As soon as the instinct of propagation has been satisfied, the madness which blinded the lover disappears and leaves him with a wife to whom he is indifferent.

I do not know what is meant by abstract beauty. The beautiful is that which excites the æsthetic sense in the artist. What is beautiful to an artist today will be beautiful to all and sundry in ten years. Not so many years ago everyone would have said that nothing was more hideous than factory chimneys with black smoke belching from them; but certain artists discovered in them a decorative quality and painted them; they were laughed at at first, but little by little people saw beauty in their pictures and then looking at what they had painted saw beauty there too. It does not now require great perspicacity to receive as great a thrill of delight from a factory with its chimneys as from a green field with its flowers.
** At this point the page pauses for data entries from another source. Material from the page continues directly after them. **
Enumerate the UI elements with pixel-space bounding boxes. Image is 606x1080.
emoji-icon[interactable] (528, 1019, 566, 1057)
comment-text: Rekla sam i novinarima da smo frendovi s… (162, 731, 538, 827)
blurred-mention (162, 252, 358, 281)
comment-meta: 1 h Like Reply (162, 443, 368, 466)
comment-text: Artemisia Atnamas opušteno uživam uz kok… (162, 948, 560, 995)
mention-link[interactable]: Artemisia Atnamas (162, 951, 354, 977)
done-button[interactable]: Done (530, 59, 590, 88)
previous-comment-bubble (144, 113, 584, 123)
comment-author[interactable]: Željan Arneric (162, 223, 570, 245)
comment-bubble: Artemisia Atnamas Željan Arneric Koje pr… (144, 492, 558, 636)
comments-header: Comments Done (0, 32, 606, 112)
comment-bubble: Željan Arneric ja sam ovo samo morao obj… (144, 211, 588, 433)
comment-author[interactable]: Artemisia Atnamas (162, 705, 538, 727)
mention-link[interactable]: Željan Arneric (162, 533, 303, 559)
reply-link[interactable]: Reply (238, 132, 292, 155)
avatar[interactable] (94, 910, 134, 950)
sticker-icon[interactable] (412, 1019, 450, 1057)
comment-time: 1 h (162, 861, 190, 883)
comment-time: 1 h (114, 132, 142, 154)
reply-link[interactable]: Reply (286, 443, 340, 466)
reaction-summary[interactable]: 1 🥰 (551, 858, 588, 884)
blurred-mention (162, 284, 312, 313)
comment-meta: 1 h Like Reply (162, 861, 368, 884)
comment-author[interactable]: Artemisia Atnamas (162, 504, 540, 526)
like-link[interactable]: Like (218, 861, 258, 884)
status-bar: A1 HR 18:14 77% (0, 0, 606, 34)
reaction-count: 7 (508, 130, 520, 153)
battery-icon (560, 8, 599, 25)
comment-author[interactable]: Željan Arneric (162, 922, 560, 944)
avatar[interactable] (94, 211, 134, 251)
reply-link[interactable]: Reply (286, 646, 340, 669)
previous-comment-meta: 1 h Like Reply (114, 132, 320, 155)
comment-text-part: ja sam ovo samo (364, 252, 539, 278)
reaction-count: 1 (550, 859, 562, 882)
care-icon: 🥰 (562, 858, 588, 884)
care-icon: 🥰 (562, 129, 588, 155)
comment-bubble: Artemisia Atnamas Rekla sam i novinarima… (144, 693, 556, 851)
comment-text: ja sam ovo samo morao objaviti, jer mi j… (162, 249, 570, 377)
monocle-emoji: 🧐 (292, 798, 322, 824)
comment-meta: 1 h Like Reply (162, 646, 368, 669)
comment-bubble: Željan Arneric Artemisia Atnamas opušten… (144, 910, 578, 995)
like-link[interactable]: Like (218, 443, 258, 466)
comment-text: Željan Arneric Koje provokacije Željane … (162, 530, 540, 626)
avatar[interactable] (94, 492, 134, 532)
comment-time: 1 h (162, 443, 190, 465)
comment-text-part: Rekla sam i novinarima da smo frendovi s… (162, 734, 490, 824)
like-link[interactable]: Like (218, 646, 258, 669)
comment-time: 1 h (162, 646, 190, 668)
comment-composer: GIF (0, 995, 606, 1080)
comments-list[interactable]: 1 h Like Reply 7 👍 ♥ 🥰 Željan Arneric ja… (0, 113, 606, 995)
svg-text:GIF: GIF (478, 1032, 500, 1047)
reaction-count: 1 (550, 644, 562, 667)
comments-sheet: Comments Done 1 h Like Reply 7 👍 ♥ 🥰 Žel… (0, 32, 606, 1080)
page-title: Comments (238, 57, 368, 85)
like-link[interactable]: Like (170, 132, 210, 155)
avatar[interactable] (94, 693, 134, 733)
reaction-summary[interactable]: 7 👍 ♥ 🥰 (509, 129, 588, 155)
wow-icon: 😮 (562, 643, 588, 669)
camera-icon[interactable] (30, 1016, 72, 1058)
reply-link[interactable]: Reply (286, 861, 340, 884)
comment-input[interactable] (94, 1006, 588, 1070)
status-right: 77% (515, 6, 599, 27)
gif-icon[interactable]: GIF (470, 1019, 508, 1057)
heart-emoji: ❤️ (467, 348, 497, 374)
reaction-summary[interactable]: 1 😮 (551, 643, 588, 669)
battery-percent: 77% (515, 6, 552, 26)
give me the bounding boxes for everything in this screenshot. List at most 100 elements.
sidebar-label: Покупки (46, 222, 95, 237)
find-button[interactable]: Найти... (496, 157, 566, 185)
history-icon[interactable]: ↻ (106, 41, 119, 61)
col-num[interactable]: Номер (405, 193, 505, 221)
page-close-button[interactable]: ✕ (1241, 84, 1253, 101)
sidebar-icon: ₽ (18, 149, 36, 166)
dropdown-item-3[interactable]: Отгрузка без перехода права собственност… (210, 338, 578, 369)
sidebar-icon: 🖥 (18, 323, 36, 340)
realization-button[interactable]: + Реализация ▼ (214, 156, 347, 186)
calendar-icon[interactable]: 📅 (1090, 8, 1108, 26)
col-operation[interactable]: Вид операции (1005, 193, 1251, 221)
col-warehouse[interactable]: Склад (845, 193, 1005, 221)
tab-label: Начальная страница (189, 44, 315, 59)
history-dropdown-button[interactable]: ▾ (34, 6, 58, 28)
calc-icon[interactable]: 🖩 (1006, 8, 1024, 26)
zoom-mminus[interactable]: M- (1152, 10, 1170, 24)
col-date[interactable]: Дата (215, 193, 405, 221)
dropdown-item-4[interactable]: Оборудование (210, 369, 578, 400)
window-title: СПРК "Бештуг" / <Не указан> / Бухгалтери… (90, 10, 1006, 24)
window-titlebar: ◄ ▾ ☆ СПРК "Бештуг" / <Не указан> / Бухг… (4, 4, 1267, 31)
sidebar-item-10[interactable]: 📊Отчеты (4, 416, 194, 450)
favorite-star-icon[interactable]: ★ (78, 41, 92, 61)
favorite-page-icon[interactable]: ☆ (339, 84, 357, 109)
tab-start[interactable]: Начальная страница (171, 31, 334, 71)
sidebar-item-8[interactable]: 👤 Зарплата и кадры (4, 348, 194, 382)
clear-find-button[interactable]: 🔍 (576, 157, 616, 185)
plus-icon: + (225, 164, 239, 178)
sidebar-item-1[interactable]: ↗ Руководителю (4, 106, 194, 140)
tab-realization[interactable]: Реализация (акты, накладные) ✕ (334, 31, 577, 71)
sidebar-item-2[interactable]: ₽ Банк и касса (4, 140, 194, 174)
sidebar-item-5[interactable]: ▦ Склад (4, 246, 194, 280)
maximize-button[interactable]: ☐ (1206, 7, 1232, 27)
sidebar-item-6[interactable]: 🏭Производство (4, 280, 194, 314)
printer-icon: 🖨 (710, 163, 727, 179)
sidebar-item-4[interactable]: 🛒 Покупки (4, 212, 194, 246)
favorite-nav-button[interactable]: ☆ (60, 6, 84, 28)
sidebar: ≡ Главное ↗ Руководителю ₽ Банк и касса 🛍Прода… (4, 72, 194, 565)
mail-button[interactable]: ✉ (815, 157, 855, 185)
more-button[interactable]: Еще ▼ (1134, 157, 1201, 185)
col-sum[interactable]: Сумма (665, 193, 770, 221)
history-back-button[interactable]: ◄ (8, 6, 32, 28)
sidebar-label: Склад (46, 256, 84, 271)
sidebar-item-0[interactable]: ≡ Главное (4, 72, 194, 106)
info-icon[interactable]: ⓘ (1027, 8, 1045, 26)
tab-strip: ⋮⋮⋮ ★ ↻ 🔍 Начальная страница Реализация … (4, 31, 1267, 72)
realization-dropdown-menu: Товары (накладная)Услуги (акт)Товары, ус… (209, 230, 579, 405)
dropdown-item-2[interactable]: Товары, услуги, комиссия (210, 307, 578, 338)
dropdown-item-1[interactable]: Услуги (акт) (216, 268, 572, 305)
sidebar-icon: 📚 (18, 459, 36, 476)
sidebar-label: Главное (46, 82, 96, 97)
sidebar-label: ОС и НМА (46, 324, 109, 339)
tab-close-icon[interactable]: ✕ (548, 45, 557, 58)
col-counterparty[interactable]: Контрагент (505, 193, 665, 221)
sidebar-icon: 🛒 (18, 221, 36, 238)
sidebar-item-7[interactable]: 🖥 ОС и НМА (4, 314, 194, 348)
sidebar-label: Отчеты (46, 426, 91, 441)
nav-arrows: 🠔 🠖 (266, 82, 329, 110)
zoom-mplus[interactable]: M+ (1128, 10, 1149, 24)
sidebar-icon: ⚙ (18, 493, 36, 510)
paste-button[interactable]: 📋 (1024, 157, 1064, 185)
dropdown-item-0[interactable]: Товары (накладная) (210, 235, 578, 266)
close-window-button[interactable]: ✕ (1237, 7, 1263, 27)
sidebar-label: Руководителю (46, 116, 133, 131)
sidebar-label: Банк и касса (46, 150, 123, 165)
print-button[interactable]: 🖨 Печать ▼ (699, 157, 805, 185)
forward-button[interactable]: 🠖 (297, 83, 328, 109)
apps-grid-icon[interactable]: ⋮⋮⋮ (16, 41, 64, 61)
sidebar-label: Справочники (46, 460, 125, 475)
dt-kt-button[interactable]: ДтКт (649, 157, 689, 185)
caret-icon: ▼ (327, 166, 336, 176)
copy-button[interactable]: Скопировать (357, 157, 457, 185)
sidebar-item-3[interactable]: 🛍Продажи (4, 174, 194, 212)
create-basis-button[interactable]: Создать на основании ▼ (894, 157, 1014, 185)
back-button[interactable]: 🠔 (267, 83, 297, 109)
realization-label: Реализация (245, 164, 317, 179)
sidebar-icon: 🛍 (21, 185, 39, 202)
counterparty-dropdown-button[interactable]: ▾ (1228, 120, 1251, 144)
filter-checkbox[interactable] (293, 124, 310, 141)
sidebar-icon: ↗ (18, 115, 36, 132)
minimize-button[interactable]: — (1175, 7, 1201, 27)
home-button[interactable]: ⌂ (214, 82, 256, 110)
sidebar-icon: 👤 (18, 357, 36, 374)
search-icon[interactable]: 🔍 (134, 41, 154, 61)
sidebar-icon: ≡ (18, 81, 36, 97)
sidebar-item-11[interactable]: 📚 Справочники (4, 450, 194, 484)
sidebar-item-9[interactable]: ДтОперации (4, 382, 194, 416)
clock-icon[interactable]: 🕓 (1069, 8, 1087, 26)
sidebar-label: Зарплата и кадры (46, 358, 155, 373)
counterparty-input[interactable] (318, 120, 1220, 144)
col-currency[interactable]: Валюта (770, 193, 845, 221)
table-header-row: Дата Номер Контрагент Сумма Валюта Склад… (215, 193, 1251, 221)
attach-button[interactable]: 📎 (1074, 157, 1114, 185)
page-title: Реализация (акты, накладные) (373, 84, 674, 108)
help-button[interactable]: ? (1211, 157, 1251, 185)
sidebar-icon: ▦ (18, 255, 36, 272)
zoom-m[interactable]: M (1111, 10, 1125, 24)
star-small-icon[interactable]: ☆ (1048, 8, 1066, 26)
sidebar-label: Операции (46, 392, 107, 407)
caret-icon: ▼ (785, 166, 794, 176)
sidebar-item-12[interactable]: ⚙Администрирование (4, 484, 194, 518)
People wonder at the romantic lives of poets and artists, but they should rather wonder at their gift of expression. The occurrences which pass unnoticed in the life of the average man in the existence of a writer of talent are profoundly interesting. It is the man they happen to that makes their significance.

Men have an extraordinarily erroneous opinion of their position in nature; and the error is ineradicable.

If the good were only a little less heavy-footed!

The philosopher is like a mountaineer who has with difficulty climbed a mountain for the sake of the sunrise, and arriving at the top finds only fog; whereupon he wanders down again. He must be an honest man if he doesn't tell you that the spectacle was stupendous.

Today reasons are hardly necessary to refute Christianity; there is a feeling in the air against it, and since religion is itself a feeling, feeling is the instrument to cope with it. One man has faith and the other hasn't; and there perhaps is the end of it: their respective arguments are only rationalisations of their feelings.

Those who live for the world and work for the world naturally demand the world's approval. But the man who lives for himself neither expects nor is affected by the world's approval. If he is indifferent to Tom, Dick and Harry, why should he care what they think of him?

The power of great joy is balanced by an equal power of great sorrow. Enviable is the man who feels little, so that he is unaffected either by the extremes of bliss or of grief. In the greatest happiness there is still an after-taste of bitterness, while misery is unalloyed.

No man in his heart is quite so cynical as a well-bred woman.